MATCH OF ARCHERY AT ASHBY.

“IVANHOE.”

he match in which the yeoman Locksley overcomes all the antagonists whom Prince John brings up against him, finds a parallel, and indeed we may say foundation, in the ballad of “Adam Bell, Clym o’ the Cleugh, and William of Cloudeslea.” The story of the ballad bears, that these three “perilous outlaws,” having wrought great devastation among the “foresters of the fee” and liege burghers of Carlisle, while in the act of rescuing one of their companions from prison, “fure up to London Town” to crave of their Sovereign a charter of peace. This, by the intercession of the Queen, he grants them; but no sooner is the royal word passed for their pardon, than messengers arrive from the “North Countrye,” with the tidings of the deadly havoc.

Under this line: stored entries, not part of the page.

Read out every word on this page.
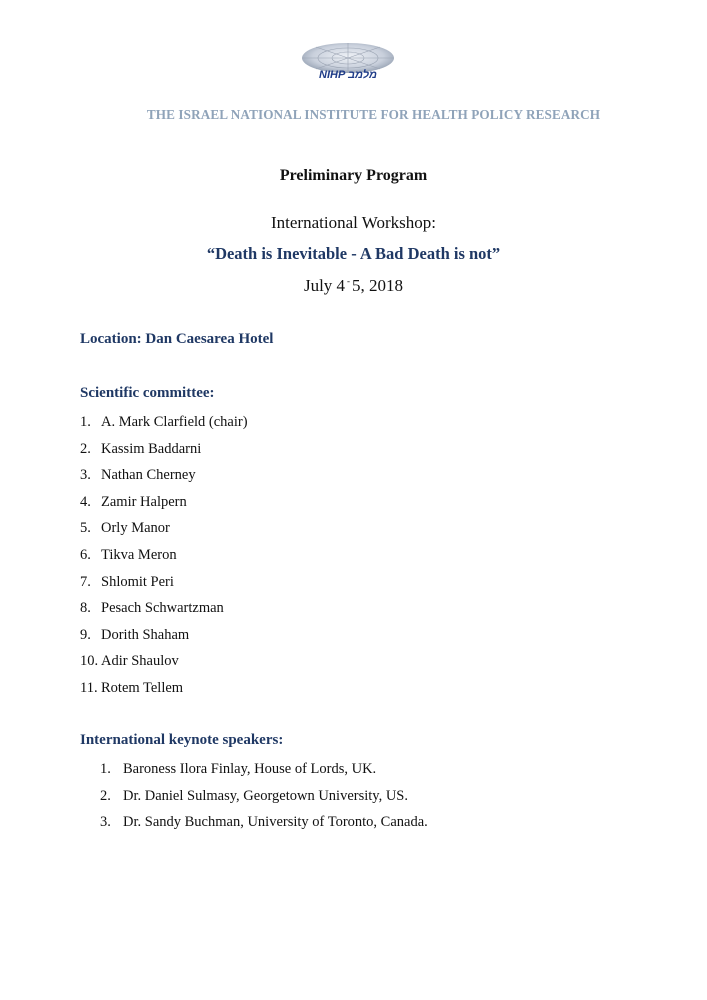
NIHP מלמב
THE ISRAEL NATIONAL INSTITUTE FOR HEALTH POLICY RESEARCH
Preliminary Program
International Workshop:
“Death is Inevitable - A Bad Death is not”
July 4 - 5, 2018
Location: Dan Caesarea Hotel
Scientific committee:
1. A. Mark Clarfield (chair)
2. Kassim Baddarni
3. Nathan Cherney
4. Zamir Halpern
5. Orly Manor
6. Tikva Meron
7. Shlomit Peri
8. Pesach Schwartzman
9. Dorith Shaham
10. Adir Shaulov
11. Rotem Tellem
International keynote speakers:
1. Baroness Ilora Finlay, House of Lords, UK.
2. Dr. Daniel Sulmasy, Georgetown University, US.
3. Dr. Sandy Buchman, University of Toronto, Canada.
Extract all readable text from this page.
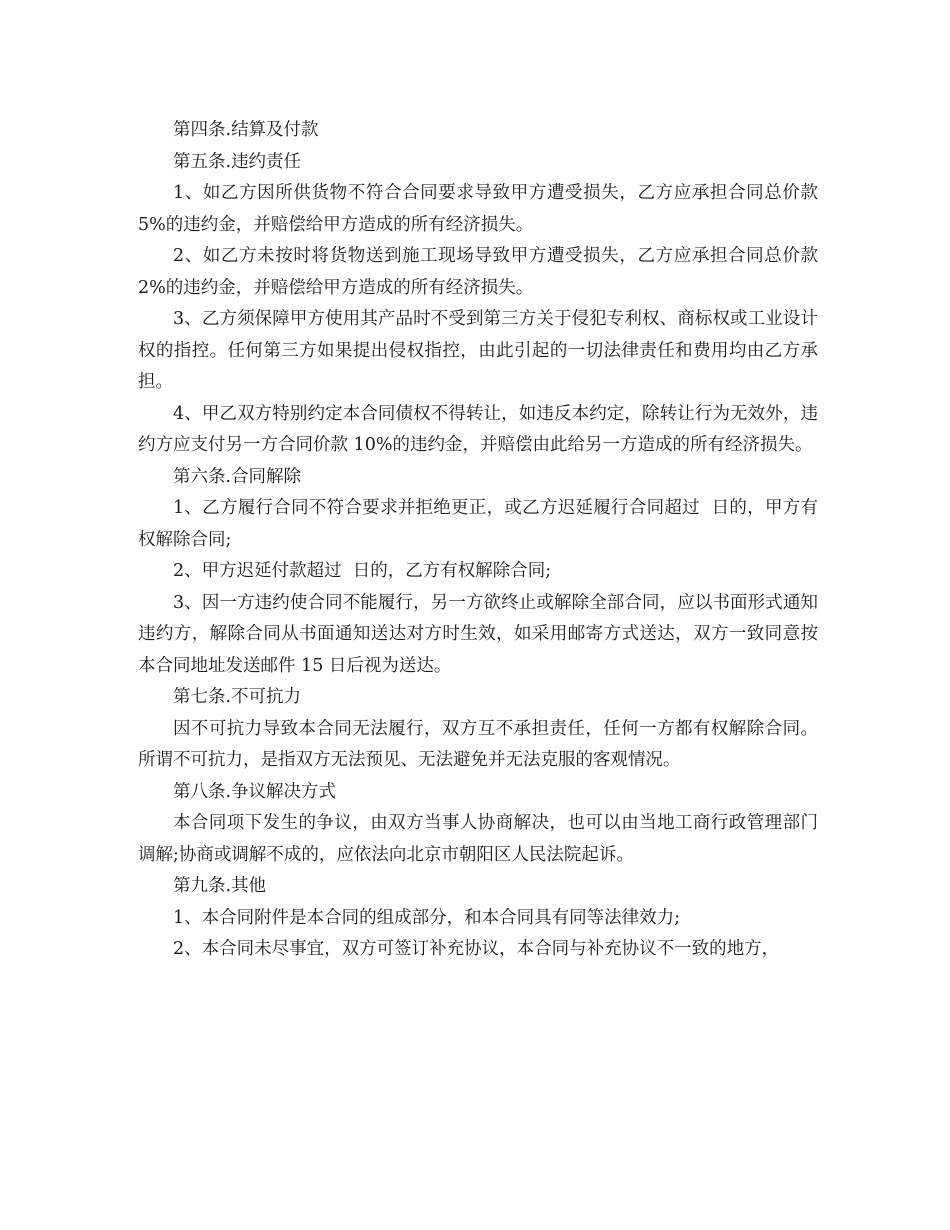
第四条.结算及付款

第五条.违约责任

1、如乙方因所供货物不符合合同要求导致甲方遭受损失，乙方应承担合同总价款 5%的违约金，并赔偿给甲方造成的所有经济损失。

2、如乙方未按时将货物送到施工现场导致甲方遭受损失，乙方应承担合同总价款 2%的违约金，并赔偿给甲方造成的所有经济损失。

3、乙方须保障甲方使用其产品时不受到第三方关于侵犯专利权、商标权或工业设计权的指控。任何第三方如果提出侵权指控，由此引起的一切法律责任和费用均由乙方承担。

4、甲乙双方特别约定本合同债权不得转让，如违反本约定，除转让行为无效外，违约方应支付另一方合同价款 10%的违约金，并赔偿由此给另一方造成的所有经济损失。

第六条.合同解除

1、乙方履行合同不符合要求并拒绝更正，或乙方迟延履行合同超过  日的，甲方有权解除合同;

2、甲方迟延付款超过  日的，乙方有权解除合同;

3、因一方违约使合同不能履行，另一方欲终止或解除全部合同，应以书面形式通知违约方，解除合同从书面通知送达对方时生效，如采用邮寄方式送达，双方一致同意按本合同地址发送邮件 15 日后视为送达。

第七条.不可抗力

因不可抗力导致本合同无法履行，双方互不承担责任，任何一方都有权解除合同。所谓不可抗力，是指双方无法预见、无法避免并无法克服的客观情况。

第八条.争议解决方式

本合同项下发生的争议，由双方当事人协商解决，也可以由当地工商行政管理部门调解;协商或调解不成的，应依法向北京市朝阳区人民法院起诉。

第九条.其他

1、本合同附件是本合同的组成部分，和本合同具有同等法律效力;

2、本合同未尽事宜，双方可签订补充协议，本合同与补充协议不一致的地方，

The King happens to be quietly engaged in eating his dinner at the time, and is completely thunderstruck at the intelligence, so that,—

“Take up the table,” then said he,

“For I can eat no mo’.”

He straightway assures the three offenders, that if they do not prevail over every one of his own bowmen, their lives shall be forfeited.

“Then they all bent their good yew bows,

Looked that their strings were rownd,

And twice or thrice they shot their shafts

Full deftly in that stound.

“Then out spoke William of Cloudeslea,

‘By him that for me died,

I hold him not a good archer

That shoots at butt so wide.’

“‘Whereat, I crave,’ then said the King,

‘That thou wilt tell to me?’

‘At such a butt, sire, as we wont

To use in our countrye.’

“Then William, with his brethren twain,

Stept forth upon the green,

And there set up two hazel rods,

Twenty score pace between.”

The reader will recollect that Locksley upbraids his adversary, after his unsuccessful shot, for not having made an allowance for the pressure of the breeze. Cloudeslea gives a caution to the spectators no less minute:

“He prayed the people that were there

That they would all still stand;

‘He that for such a wager shoots,

Has need of steady hand;’”

and, having chosen a “bearing flane,” splits the wand.